Understanding Seervision's Limitations

A primer on what Seervision can, and can't do

We often get questions from customers and prospectives on what use-cases work well with Seervision, or some unexpected failure modes. In this article, the goal is to walk you through how Seervision works behind the scenes, and what that means for your use case.

Seervision's Computer Vision

When we started out with Seervision, our goal was to make a system that was as flexible as possible. We wanted to avoid intrusive hardware when reasonable, while maintaining the flexibility of a human operator. Using Computer Vision is a great way to achieve that goal. Our Computer Vision only needs a single cue: does the subject look human? Regardless of the angle, whether we see a face or not, if the subject of interest “looks” human, we can track them.

With Seervision, provided there is enough visual information available (see below on what that means), we can track any VIP that looks like a human. We don’t require seeing the face (we can track a VIP that’s got their back turned to us, or is at an angle), nor do we require seeing the entire body.

We can’t track arbitrary objects. From a scientific point of view, Computer Vision can definitely track anything you want it to, that’s how flexible it is. However, specifically Seervision’s Computer Vision networks have been trained to look only for humans, making them faster and more specialised at their task.
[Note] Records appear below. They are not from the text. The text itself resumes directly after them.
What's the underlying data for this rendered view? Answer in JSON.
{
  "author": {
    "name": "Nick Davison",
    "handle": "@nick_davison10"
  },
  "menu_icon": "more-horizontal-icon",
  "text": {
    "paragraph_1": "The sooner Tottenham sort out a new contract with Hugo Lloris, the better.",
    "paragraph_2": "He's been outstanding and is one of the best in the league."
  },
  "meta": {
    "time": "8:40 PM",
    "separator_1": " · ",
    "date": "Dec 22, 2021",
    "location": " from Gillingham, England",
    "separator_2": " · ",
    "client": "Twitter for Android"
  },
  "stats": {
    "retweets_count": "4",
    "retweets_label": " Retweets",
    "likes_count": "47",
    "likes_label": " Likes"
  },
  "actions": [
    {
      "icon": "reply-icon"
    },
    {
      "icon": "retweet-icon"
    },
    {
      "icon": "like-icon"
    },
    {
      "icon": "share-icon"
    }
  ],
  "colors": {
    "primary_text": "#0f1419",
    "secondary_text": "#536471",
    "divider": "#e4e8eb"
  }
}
How is the Computer Vision implemented? Without going into too much of the gory technical details, here is a rough overview:

  1. We take the live video signal, and convert it down to a lower resolution and framerate, so that we can fit more images per second into the GPU (where our analysis runs).
  2. We analyse the image frame and detect any humans that may be present
  3. If we’re tracking, we locate the VIP, and compare to where the user set the reference point
  4. We send commands to the PTU to update its position if necessary
  5. Repeat from step 1. This happens multiple times per second.

Where Computer Vision struggles

Of course, Computer Vision isn’t a silver bullet for tracking (not yet anyways!), and there are a few limitations that are important to understand.

  • Seervision does not “recognise” or “remember” talents by default. Customers often ask if they can be remembered, in case they walk out of the video feed and back into it. For GDPR reasons, Seervision does not do this by default. You can enable the ‘person specific automation’ (beta) option whereby you can store a person’s likeness or simply upload a photo. In doing so, we can remember talents and always associate the same ID to a specific talent. This way you can track specific people or only, enable person-specific workflows.
  • So how do we distinguish talents? Seervision uses aggregate clues – think of facial features, hair color, person size, color of their clothes, etc. These cues help us distinguish talents from one another. This also means that if talents all wear the same uniform, distinguishing them becomes more complex.
  • Seervision is not suitable for extremely wide shots. In these shots, the talent that is to be tracked will often be smaller than approximately 1/3rd of the frame (in height). That means that our Computer Vision has very few pixels or ‘visually identifying information’ to go on. In other words, when a person is that small in the frame, there isn’t enough visual information available for us to differentiate between people robustly or do consistent, smooth tracking.
  • Seervision detects up to a maximum of 8 people in the frame. This isn’t actually true, we detect every single human-like object in the frame, but you’ll notice that from approximately 8 talents onwards, the system can start to slow down, as it has to analyse the state of each available talent. Note that with some smart usage of the Tracking Zone / Exclusion Zone (see our manual), you can exclude areas from the shot to reduce the load on the system.
  • Visually noisy environments can be problematic. With “visually noisy”, we mean situations like excessively flashing lights, smoke, noisy backgrounds, or a combination of all, often found on stages for music festivals for example. While our algorithms have grown robust, these kinds of effects make VIPs look temporarily “different”, impeding tracking.
  • Seervision is not suitable for sports. As an extension of everything above, most sports are both too fast, have too many crossings between players (especially in the case of team sports), and all talents “look the same” (same uniform, size, behaviour).

The key to success

Knowing these limitations, how can you make sure you’re successful when running a Seervision-powered system? We’ve seen quite a few successful deployments at this stage, and we’ve seen the same pattern each time: start out simple with the recommended use-cases, and as you grow more comfortable, explore further out. Concretely:

  • Make your first few deployments with Seervision centered around straightforward presentation use-cases, such as keynotes, lectures, and conferences. This will allow you to get comfortable with the features and get to know the system’s robustness.
  • As you grow more confident, start experimenting and see what Seervision can enable for your specific usage scenario!